The most deadly jobs still go uncelebrated. The profession with the most fatalities doesn’t have its own cheaply produced reality television show. Sales people routinely die on the job at a disproportionate rate, and most years the profession produces more fatalities than the second place contenders. Most of these deaths are in auto accidents, and as much as safety professionals have tried to reduce traffic fatalities of their workers none has figured out a good way to protect sales professionals from a sea of other drivers who are texting, programming GPS systems, reading and sending emails, and talking on the phone.
Employers ask too much of today’s sales professional and it is literally killing them. The ubiquitous nature of smart devices have created a sense of universal contact and the expectation that even the most banal email will elicit an immediate response. We can’t even allow a salesperson time to think in the car; we are paying them and expect them to earn their keep, even while driving.
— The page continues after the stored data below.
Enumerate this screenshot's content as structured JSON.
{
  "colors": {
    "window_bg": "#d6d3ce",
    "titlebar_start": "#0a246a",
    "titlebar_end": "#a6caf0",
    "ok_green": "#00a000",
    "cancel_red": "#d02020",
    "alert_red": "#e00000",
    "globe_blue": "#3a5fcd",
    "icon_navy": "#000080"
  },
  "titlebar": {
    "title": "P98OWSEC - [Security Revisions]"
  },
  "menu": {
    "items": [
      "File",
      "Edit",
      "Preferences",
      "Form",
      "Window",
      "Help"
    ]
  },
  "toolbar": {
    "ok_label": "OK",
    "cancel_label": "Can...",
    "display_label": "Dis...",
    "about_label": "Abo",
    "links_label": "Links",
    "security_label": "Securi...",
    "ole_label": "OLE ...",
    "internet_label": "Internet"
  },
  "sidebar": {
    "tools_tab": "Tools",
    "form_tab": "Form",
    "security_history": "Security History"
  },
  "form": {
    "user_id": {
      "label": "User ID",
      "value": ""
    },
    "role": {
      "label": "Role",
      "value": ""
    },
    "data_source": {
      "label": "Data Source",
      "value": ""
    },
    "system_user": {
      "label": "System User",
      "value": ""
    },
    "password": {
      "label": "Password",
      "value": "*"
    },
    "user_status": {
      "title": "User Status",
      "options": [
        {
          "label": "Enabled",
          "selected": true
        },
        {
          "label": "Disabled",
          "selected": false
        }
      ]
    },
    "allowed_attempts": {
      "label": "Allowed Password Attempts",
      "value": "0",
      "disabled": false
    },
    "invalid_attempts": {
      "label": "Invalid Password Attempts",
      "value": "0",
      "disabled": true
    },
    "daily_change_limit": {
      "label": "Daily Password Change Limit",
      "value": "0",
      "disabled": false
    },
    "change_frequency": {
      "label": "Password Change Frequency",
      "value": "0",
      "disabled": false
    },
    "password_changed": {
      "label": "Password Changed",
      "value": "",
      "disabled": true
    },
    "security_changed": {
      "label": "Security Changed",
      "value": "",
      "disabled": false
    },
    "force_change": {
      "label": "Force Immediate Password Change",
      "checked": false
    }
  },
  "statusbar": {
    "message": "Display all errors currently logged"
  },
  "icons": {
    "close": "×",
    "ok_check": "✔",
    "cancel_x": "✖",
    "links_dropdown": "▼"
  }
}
Several years ago I was hired to implement a worker safety process for a manufacturer in a fairly remote part of Mexico. I traveled to this area 15 times in just over a year. I flew into Monterey, and traversed the most dangerous road in the world as I made my way up the mountain to Saltillo. (The road was rife with banditos, guerillas, treacherous curves and turns through rockslide areas, and hazards upon hazards). Once in town I still had plenty of treacherous travel to reach my workplace. Traffic in town was madness and the plant where I was employed was about 45 minutes out of town in a high mountain dessert. The last 30 minutes or so I was completely of the grid and any breakdown or accident would likely be fatal. Avoiding death was a full time job. When, at the end of my workday, I would reenter the grid, my phone would convulse in a flurry of buzzes, bells and alarms. I would have scores of emails, voicemails and text messages a 30-minute drive through murderous traffic and bosses and customers who wanted immediate responses. Stopping along side of the road was potentially fatal so I worked from the car. Was doing so stupid? (reading and answering a text in that environment goes beyond stupid or reckless) you bet and I did my best to resist the temptation. I usually spent a good hour at the hotel responding to trivial crap that never would have entered my life before a person was required to type up a memo and circulate it via inter company mail. So why did I risk my life for one week a month for 15 months? It was my job, and somebody had to do it. I just found out that the plant at which I worked just put on a third shift and is continuing the work in safety that I helped them build. Was it worth risking my life? Given that I was summarily dismissed by the greedy, pig-eyed jackals that made the real money of the sweat of my back, probably not. But considering the great work I was able to do there and the many injuries I prevented and lives I perhaps saved, it just might have been. So before you send out that email demanding someone’s immediate attention, think. Maybe what your asking can wait a day or so, and just maybe it’s not a life and death matter after all.